David Wildstein, 55, a former Port Authority of New York and New Jersey official, pleaded guilty in May 2015
to one count of conspiracy to commit fraud on federally funded property and one civil rights violation in connection with what became known as Bridgegate -- the shutting down of lanes on the approach to the George Washington Bridge two years earlier for political revenge.
Prosecutors had recommended no prison time for Wildstein because of his cooperation in the case. He had faced up to 27 months in prison. He also was ordered to pay $14,314 in restitution and $10,000 in fines.
"But for Mr. Wildstein's cooperation this criminal conspiracy never would have been exposed, and the individuals responsible never would have been brought to justice," William Fitzpatrick, acting US attorney for the District of New Jersey, told reporters.
Asked whether prosecutors believed Christie knew about the lane closures as they were happening, Fitzpatrick said, "We believe that everybody who we could build a case against and present a case against was charged and was convicted."
In a statement, Christie spokesman Brian Murray said Wildstein "devised this outrageous scheme all by himself, coerced others to participate in it and then turned himself in to avoid imprisonment for the crimes he has admitted to committing."
"That culture at the Port Authority was created by the perpetrator of this conduct -- Mr. Wildstein," the statement said. "He is a liar who admitted throughout his testimony that he fabricated evidence of a relationship with the Governor that never existed to enhance people's perception of his power."
Wildstein's attorney did not immediately respond to a request for comment.
In March, Bill Baroni, 45, former deputy executive director of the Port Authority, was sentenced to 24 months in prison, and Bridget Anne Kelly, 44, former deputy chief of staff in Christie's office, was sentenced to 18 months in prison for their roles in a scandal
that a judge called "another unfortunate chapter in the history of New Jersey."
The former officials also received a year of supervised release, 500 hours of community service and fines
In a case that stained Christie's tenure as governor, Wildstein admitted in his plea to using a "traffic study" as a cover for the lane closures and choosing the first day of school to maximize the impact.
Wildstein, former director of interstate capital projects at the Port Authority, also admitted to purposefully not alerting Fort Lee Mayor Mark Sokolich or the town's police chief, and admitted to keeping "radio silence" intentionally with local officials on the issue.
Wildstein and his collaborators ignored questions from Fort Lee officials during the closure, according to the federal indictment of Kelly and Baroni.
In his plea, Wildstein implicated Kelly and Baroni in the scheme, saying they conspired together to punish the Fort Lee mayor.
The abrupt closure of local traffic lanes occurred on the approach to one of the world's busiest bridges -- which connects Manhattan with Fort Lee, New Jersey -- for four days in September 2013. The lane closures caused severe traffic delays that endangered citizens and posed a public safety risk, court documents state.
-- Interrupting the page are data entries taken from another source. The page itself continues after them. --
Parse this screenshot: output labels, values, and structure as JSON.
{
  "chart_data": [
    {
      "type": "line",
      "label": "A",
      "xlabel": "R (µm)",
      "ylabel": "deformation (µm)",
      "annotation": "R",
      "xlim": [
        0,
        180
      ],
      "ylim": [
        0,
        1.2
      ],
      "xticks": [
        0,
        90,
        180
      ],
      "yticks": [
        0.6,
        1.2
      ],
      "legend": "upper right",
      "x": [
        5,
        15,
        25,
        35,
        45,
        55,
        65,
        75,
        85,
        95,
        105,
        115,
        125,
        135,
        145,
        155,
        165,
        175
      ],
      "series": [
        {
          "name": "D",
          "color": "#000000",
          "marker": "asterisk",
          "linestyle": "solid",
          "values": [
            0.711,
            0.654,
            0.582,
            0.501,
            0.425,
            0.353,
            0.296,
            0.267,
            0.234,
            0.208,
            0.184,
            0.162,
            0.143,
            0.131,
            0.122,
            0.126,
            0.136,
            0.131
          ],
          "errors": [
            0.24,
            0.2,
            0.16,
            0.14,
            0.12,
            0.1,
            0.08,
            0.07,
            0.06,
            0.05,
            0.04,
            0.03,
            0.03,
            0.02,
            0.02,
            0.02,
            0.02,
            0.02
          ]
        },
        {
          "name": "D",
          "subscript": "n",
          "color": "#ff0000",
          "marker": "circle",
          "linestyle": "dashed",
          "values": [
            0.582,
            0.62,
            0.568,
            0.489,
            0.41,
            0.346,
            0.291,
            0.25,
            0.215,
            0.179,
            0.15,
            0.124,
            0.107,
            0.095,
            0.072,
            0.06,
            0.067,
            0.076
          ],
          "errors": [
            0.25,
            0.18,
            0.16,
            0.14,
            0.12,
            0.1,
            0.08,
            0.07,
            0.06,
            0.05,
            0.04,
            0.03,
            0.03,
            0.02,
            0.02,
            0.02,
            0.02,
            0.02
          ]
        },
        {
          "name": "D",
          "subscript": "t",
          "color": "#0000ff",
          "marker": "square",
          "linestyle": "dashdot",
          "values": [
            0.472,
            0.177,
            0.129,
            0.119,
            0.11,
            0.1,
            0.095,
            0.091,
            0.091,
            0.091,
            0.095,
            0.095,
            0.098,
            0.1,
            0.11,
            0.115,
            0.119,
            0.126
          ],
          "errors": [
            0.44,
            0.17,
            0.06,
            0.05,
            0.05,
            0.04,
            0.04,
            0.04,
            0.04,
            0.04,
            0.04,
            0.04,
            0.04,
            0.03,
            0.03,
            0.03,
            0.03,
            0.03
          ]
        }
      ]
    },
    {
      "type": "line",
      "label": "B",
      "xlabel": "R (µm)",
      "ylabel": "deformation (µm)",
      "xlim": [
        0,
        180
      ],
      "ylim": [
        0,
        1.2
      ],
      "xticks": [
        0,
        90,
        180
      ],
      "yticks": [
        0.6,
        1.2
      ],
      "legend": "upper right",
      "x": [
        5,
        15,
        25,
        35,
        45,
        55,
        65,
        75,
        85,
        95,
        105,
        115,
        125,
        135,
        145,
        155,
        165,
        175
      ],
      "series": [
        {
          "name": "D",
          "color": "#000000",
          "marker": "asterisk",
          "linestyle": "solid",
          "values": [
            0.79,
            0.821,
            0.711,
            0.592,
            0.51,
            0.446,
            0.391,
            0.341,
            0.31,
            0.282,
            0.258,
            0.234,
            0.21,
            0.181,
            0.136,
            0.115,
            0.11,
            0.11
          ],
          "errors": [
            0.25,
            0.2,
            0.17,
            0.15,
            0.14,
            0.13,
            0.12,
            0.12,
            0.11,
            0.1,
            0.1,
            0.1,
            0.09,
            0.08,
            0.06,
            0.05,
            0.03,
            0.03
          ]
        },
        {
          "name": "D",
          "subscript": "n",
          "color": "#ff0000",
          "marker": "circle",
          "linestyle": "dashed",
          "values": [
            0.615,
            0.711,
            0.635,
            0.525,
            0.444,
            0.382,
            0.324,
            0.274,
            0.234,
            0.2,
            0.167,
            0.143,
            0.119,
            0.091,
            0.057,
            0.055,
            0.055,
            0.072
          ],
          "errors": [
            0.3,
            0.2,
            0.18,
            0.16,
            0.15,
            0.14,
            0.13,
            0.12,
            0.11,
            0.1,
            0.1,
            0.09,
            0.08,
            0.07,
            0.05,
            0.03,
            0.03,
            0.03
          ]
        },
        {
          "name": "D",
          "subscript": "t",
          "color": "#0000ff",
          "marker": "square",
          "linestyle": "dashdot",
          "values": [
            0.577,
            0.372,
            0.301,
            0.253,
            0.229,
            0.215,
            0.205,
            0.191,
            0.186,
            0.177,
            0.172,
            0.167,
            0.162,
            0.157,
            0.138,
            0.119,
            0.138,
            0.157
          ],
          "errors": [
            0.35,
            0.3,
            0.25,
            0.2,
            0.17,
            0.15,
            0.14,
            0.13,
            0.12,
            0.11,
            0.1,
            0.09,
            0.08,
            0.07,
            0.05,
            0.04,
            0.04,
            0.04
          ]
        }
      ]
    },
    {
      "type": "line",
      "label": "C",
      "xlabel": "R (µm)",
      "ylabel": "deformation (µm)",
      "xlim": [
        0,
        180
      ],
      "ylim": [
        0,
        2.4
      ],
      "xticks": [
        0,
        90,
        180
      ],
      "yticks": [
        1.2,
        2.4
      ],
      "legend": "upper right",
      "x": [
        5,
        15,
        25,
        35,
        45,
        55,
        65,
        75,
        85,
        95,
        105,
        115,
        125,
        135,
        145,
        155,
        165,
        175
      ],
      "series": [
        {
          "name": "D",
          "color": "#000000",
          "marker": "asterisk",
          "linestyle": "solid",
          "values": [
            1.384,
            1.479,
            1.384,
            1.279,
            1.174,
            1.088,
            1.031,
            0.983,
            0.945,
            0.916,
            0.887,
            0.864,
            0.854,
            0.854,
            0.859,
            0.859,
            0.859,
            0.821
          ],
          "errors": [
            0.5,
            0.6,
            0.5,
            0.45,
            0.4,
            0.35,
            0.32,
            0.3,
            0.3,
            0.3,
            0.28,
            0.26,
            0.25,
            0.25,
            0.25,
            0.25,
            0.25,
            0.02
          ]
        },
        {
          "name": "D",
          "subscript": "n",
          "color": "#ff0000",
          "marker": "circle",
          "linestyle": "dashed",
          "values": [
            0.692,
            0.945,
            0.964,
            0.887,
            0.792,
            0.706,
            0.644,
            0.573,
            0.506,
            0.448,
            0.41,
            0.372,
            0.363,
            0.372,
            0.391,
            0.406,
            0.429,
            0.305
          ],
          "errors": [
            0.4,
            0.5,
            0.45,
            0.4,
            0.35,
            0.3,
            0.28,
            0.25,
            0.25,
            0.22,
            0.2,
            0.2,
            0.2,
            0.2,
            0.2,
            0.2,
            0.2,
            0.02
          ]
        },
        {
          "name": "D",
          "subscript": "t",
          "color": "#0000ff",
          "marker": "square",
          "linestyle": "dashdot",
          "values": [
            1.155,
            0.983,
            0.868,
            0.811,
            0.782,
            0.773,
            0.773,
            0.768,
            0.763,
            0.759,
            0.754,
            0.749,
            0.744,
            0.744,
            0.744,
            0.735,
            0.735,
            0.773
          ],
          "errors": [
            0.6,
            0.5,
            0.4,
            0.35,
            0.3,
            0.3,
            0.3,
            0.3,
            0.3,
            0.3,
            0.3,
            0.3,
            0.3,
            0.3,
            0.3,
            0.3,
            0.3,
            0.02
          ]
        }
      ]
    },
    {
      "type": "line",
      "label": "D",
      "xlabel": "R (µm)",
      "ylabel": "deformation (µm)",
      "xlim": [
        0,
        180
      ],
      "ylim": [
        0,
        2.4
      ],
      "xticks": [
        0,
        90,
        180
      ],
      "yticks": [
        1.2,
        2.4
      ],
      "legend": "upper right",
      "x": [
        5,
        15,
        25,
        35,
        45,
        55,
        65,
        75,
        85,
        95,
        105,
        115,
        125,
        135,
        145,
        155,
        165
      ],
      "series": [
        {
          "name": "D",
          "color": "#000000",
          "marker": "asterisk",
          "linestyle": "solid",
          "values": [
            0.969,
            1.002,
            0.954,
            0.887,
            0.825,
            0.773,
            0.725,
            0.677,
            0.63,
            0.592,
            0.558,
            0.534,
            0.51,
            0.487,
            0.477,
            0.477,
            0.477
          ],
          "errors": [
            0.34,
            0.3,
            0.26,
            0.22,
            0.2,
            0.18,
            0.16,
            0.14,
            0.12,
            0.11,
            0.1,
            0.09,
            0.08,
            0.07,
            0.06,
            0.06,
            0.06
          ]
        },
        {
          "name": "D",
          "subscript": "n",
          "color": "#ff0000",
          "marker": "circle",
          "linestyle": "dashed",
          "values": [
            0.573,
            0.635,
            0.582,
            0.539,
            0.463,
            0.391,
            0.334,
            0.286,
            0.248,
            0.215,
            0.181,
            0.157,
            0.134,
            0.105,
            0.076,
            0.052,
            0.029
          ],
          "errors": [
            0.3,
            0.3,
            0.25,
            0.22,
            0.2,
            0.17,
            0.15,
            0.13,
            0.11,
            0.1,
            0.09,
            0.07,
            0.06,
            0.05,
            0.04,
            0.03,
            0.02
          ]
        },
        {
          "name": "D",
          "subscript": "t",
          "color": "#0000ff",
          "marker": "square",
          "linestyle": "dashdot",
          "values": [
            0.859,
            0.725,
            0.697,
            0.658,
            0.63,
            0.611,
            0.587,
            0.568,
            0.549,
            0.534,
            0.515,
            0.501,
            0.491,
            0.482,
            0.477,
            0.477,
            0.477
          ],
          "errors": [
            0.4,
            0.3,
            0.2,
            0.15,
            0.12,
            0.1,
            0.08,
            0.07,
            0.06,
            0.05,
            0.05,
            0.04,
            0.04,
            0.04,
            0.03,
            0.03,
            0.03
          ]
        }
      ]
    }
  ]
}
Emails and text messages released in January 2014 formed the basis of the criminal charges. In one email, Kelly told Wildstein, "Time for some traffic problems in Fort Lee."
Christie was not charged with a crime in relation to Bridgegate. After Baroni and Kelly were convicted, the governor released a statement saying he was "saddened" by the case and repeated once again that he had no knowledge of the plot to close the lanes. But the damage had been done to one of the most popular governorships in America and later to Christie's fledgling 2016 presidential campaign.
In all, four Christie-associated political figures have been convicted of criminal charges in relation to the Bridgegate investigation: Baroni, Kelly, Wildstein and former Port Authority Chairman David Samson.